Para o presidente do Sindimetal (Sindicato das Indústrias, Metalúrgicas, Mecânicas e de Materiais Elétricos do Norte do Paraná), Valter Orsi, não é possível pedir que "se viva como no passado", antes da reforma. Segundo ele, seria um retrocesso. Orsi considera a CCT como soberana e, por isso, contesta a rejeição das novas regras. "A reforma exige maior responsabilidade dos dois sindicatos em antecipar a negociação para fechar a nova convenção, que deve trazer benefícios para ambas as partes", diz.

Orsi acredita que não é benéfico para o empresário a suspensão da CCT por falta de acordo. "Precisamos de padronização. Existem benefícios como vale alimentação, piso salarial, que valem para todos e, sem a convenção, o empresário fica desorientado em relação a compromissos."

Gustavo Carneiro
Gustavo Carneiro - Sebastião da Silva: principais problemas da lei estão relacionados à insalubridade
Sebastião da Silva: principais problemas da lei estão relacionados à insalubridade


MAIS IMPASSES
O presidente do Sindimetal afirma que a necessidade de negociar banco de horas com a entidade de trabalhadores não deve fazer parte da CCT, como ocorre hoje. "É burocracia demais. Agora a empresa pode chamar os funcionários, fazer o acordo e em seis meses tem de quitar os débitos ou dar folga. Só vai precisar chamar o sindicato para acordo de mais de seis meses e ninguém vai fazer isso", diz.

Outro ponto que Orsi considera importante é o fim das horas in itinere, que é a contabilização como trabalho quando o empregador fornece transporte porque não há outro meio para que o empregado chegue ao trabalho ou volte para casa. Férias fracionadas e jornada de 12 horas de trabalho por 36 de folga completam a lista. "Usaremos muito o 12 por 36 porque algumas empresas têm fornos que não podem parar e a nova regra acaba com o desgaste de um juiz interpretar de forma diferente", diz.

INSALUBRE
No outro lado da mesa, o presidente do Stimmel acredita que os maiores problemas da nova lei são a permissão para mulheres grávidas ou lactantes atuarem em locais insalubres e a extensão de jornada em funções em que há insalubridade ou risco, incluindo a escala 12 por 36.

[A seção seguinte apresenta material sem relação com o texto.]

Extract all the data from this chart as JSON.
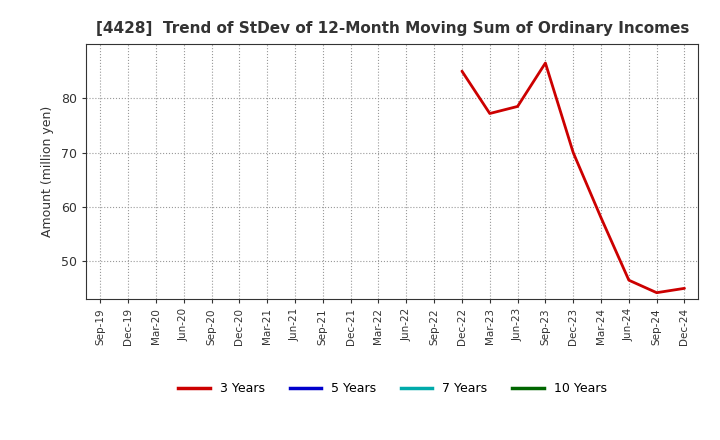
{
  "title": "[4428]  Trend of StDev of 12-Month Moving Sum of Ordinary Incomes",
  "ylabel": "Amount (million yen)",
  "background_color": "#ffffff",
  "plot_bg_color": "#ffffff",
  "grid_color": "#999999",
  "x_labels": [
    "Sep-19",
    "Dec-19",
    "Mar-20",
    "Jun-20",
    "Sep-20",
    "Dec-20",
    "Mar-21",
    "Jun-21",
    "Sep-21",
    "Dec-21",
    "Mar-22",
    "Jun-22",
    "Sep-22",
    "Dec-22",
    "Mar-23",
    "Jun-23",
    "Sep-23",
    "Dec-23",
    "Mar-24",
    "Jun-24",
    "Sep-24",
    "Dec-24"
  ],
  "series": {
    "3 Years": {
      "color": "#cc0000",
      "data_x": [
        13,
        14,
        15,
        16,
        17,
        18,
        19,
        20,
        21
      ],
      "data_y": [
        85.0,
        77.2,
        78.5,
        86.5,
        70.0,
        58.0,
        46.5,
        44.2,
        45.0
      ]
    },
    "5 Years": {
      "color": "#0000cc",
      "data_x": [],
      "data_y": []
    },
    "7 Years": {
      "color": "#00aaaa",
      "data_x": [],
      "data_y": []
    },
    "10 Years": {
      "color": "#006600",
      "data_x": [],
      "data_y": []
    }
  },
  "ylim": [
    43,
    90
  ],
  "yticks": [
    50,
    60,
    70,
    80
  ],
  "legend_entries": [
    "3 Years",
    "5 Years",
    "7 Years",
    "10 Years"
  ],
  "legend_colors": [
    "#cc0000",
    "#0000cc",
    "#00aaaa",
    "#006600"
  ]
}
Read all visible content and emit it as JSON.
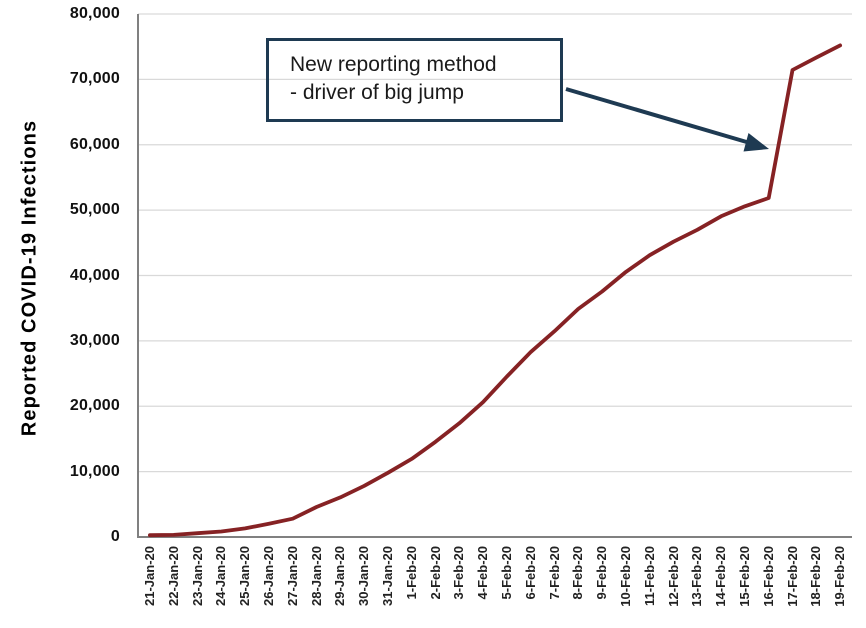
{
  "chart_data": {
    "type": "line",
    "title": "",
    "xlabel": "",
    "ylabel": "Reported COVID-19 Infections",
    "ylim": [
      0,
      80000
    ],
    "ytick_interval": 10000,
    "ytick_labels": [
      "0",
      "10,000",
      "20,000",
      "30,000",
      "40,000",
      "50,000",
      "60,000",
      "70,000",
      "80,000"
    ],
    "grid": true,
    "legend_position": "none",
    "categories": [
      "21-Jan-20",
      "22-Jan-20",
      "23-Jan-20",
      "24-Jan-20",
      "25-Jan-20",
      "26-Jan-20",
      "27-Jan-20",
      "28-Jan-20",
      "29-Jan-20",
      "30-Jan-20",
      "31-Jan-20",
      "1-Feb-20",
      "2-Feb-20",
      "3-Feb-20",
      "4-Feb-20",
      "5-Feb-20",
      "6-Feb-20",
      "7-Feb-20",
      "8-Feb-20",
      "9-Feb-20",
      "10-Feb-20",
      "11-Feb-20",
      "12-Feb-20",
      "13-Feb-20",
      "14-Feb-20",
      "15-Feb-20",
      "16-Feb-20",
      "17-Feb-20",
      "18-Feb-20",
      "19-Feb-20"
    ],
    "series": [
      {
        "name": "Reported COVID-19 Infections",
        "color": "#862224",
        "values": [
          282,
          314,
          581,
          846,
          1320,
          2014,
          2798,
          4593,
          6065,
          7818,
          9826,
          11953,
          14557,
          17391,
          20630,
          24554,
          28276,
          31481,
          34886,
          37558,
          40554,
          43103,
          45171,
          46997,
          49053,
          50580,
          51857,
          71429,
          73332,
          75204
        ]
      }
    ],
    "annotation": {
      "text": "New reporting method - driver of big jump",
      "line1": "New reporting method",
      "line2": "- driver of big jump",
      "box_border_color": "#1e3a52",
      "arrow_color": "#1e3a52"
    },
    "colors": {
      "line": "#862224",
      "gridline": "#d9d9d9",
      "axis": "#808080",
      "label_text": "#000000"
    }
  }
}
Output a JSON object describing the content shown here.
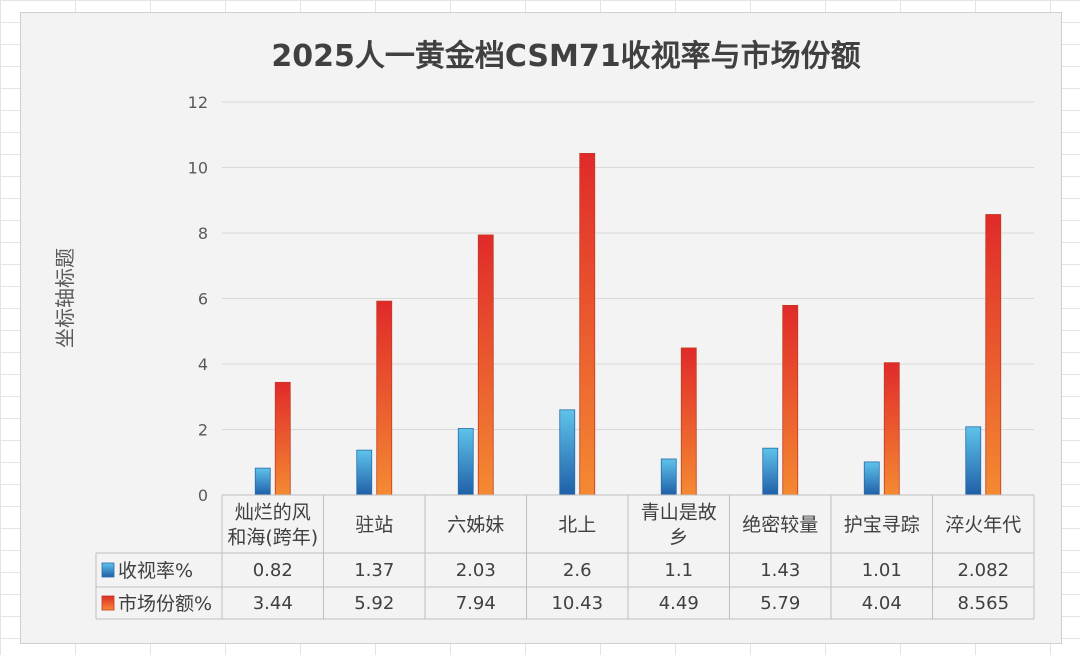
{
  "chart_data": {
    "type": "bar",
    "title": "2025人一黄金档CSM71收视率与市场份额",
    "ylabel": "坐标轴标题",
    "ylim": [
      0,
      12
    ],
    "yticks": [
      "0",
      "2",
      "4",
      "6",
      "8",
      "10",
      "12"
    ],
    "categories": [
      [
        "灿烂的风",
        "和海(跨年)"
      ],
      [
        "驻站"
      ],
      [
        "六姊妹"
      ],
      [
        "北上"
      ],
      [
        "青山是故",
        "乡"
      ],
      [
        "绝密较量"
      ],
      [
        "护宝寻踪"
      ],
      [
        "淬火年代"
      ]
    ],
    "series": [
      {
        "name": "收视率%",
        "color": "#2f7bbf",
        "values": [
          0.82,
          1.37,
          2.03,
          2.6,
          1.1,
          1.43,
          1.01,
          2.082
        ],
        "labels": [
          "0.82",
          "1.37",
          "2.03",
          "2.6",
          "1.1",
          "1.43",
          "1.01",
          "2.082"
        ]
      },
      {
        "name": "市场份额%",
        "color": "#e8472a",
        "values": [
          3.44,
          5.92,
          7.94,
          10.43,
          4.49,
          5.79,
          4.04,
          8.565
        ],
        "labels": [
          "3.44",
          "5.92",
          "7.94",
          "10.43",
          "4.49",
          "5.79",
          "4.04",
          "8.565"
        ]
      }
    ],
    "grid": true,
    "legend": "data-table"
  }
}
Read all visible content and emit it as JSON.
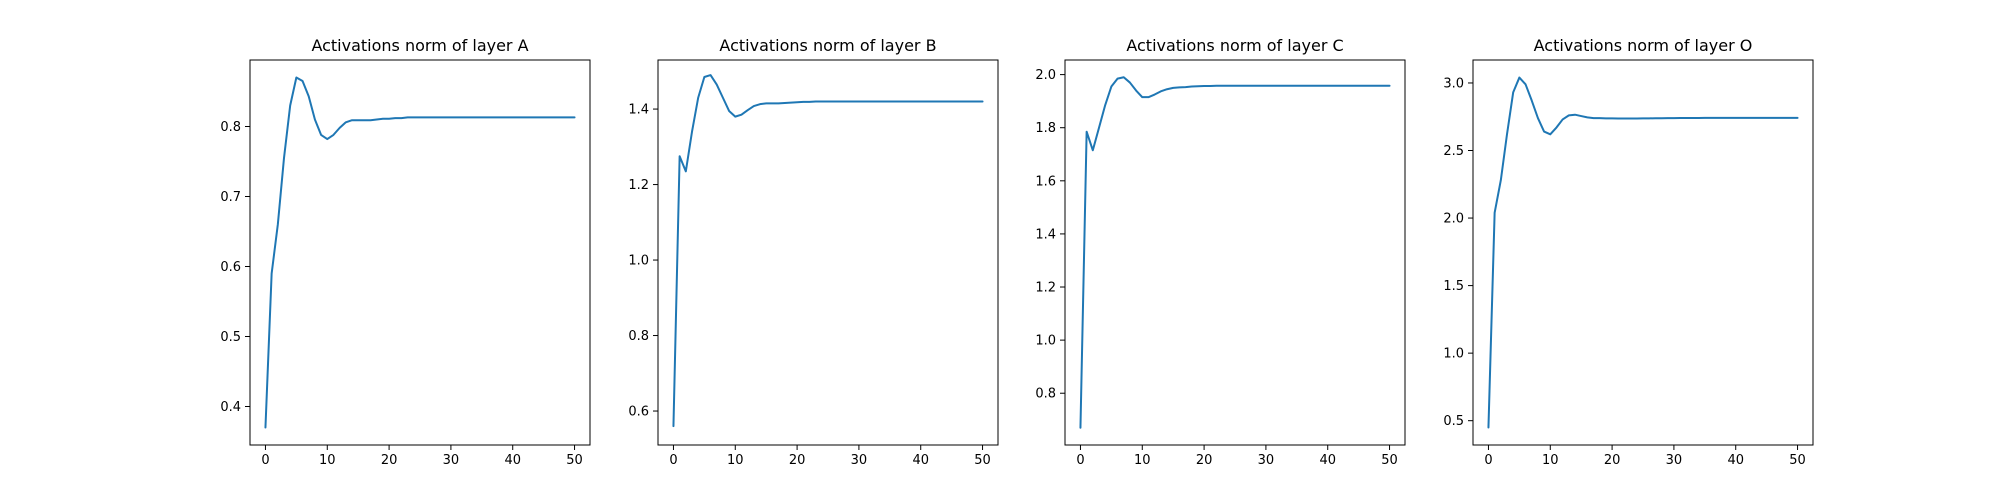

Sobre o acordo de banco de horas e a rescisão de contratos na empresa sem participação do sindicato dos trabalhadores, Silva afirma que essas mudanças aumentam o risco de o funcionário ser enganado. "A pessoa pode ser competente no que faz, mas não tem conhecimento adequado para fazer a rescisão de contrato. Eu, que tenho uma pessoa especializada nisso, de vez em quando escapa alguma coisa porque o funcionário não traz aviso, exame médico", diz.
Orsi afirma que, caso o funcionário se sinta enganado, basta levar a reclamação ao sindicato de trabalhadores e entrar na Justiça. Questionado se a mudança na lei que permite a cobrança de custas judiciais de trabalhadores que percam processos na Justiça não dificultaria o acesso aos direitos, o presidente do Sindimetal disse que basta que não exista má-fé do funcionário.

Quanto à jornada 12 por 36, ele negou risco aos empregados. "Se for para correr riscos, é certo que a empresa não vai deixar trabalhar nessa escala, ou seria irresponsabilidade."